FamilyMart, Japan's third largest convenience store chain first began operations in Vietnam in 2013 followed by Aeon Group, headquartered out of Mihama-ku, Chiba, Chiba Prefecture in 2014. 
japanese retailers struggle in vietnam hinh 0


Meanwhile major department store Takashimaya and Japan based 7-Eleven stores are planning to open their first establishments in Ho Chi Minh City sometime in early to mid-2016.
These Japanese retailers, however, are not necessarily experiencing universal success in their Vietnam operations, leaving many leading economic experts to question whether they have the savvy to survive.
Local retailers in Asia are beginning to transform themselves from family-run shops to full-fledged commercial businesses, said Nagahisa Oyama, Aeon's representative in Vietnam.
We fully expect competition with local businesses will gain in intensity over the next few years, said Mr Oyama, and we are moving to stock our stores with strong private-label products to help us stand out from competitors.

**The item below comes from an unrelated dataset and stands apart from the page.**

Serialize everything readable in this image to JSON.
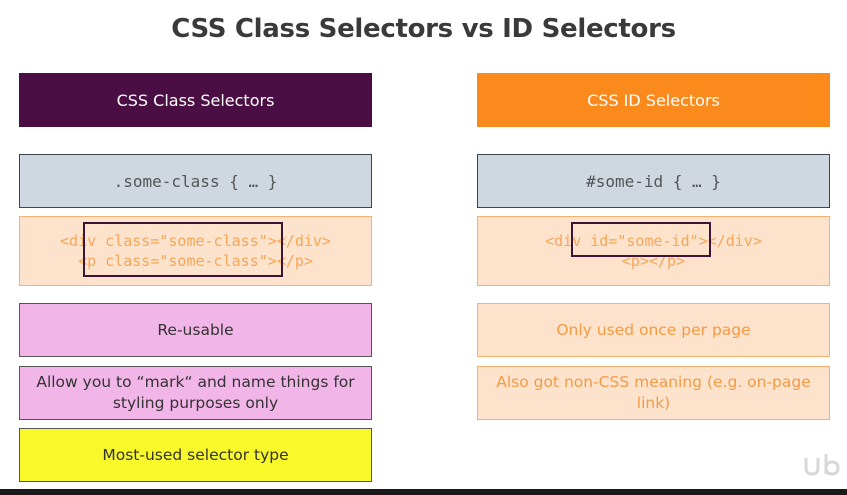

Aeon has also dissolved all relationships with local Vietnamese business partners after experiencing too many difficulties and questionable business practices, said Mr Oyama.
FamilyMart also cut its ties with its local businesses partners citing an inordinate number of difficulties as well— saying when tying up with local firms, companies need to investigate their proposed partners very carefully.
Both Japanese chains have also come up short on their originally announced expansion plans for Vietnam.
Japanese supermarket operator Aeon has unveiled plans to expand its private brands for the Vietnam market to roughly 2,300 items by fiscal 2017, working with local manufacturers to develop relevant products.
The Japanese retail giant is betting heavily on the Vietnam market to help turnaround its sagging sales and profits worldwide. Notably, last December Aeon announced the first closure of a store in Malaysia.
Aeon is now banking on Vietnam as a source of growth and has high hopes to quadruple the size of its network in Vietnam to 200 stores.
According to a recent article published by Bloomberg, the Aeon Group is the leading bidder for the acquisition of Big C Vietnam, which has a proposed purchase price of US$800 million.
French retailer Group Casino is planning a 2nd round of bidding for the sale of its Big C Vietnam network, a source close to the group has revealed.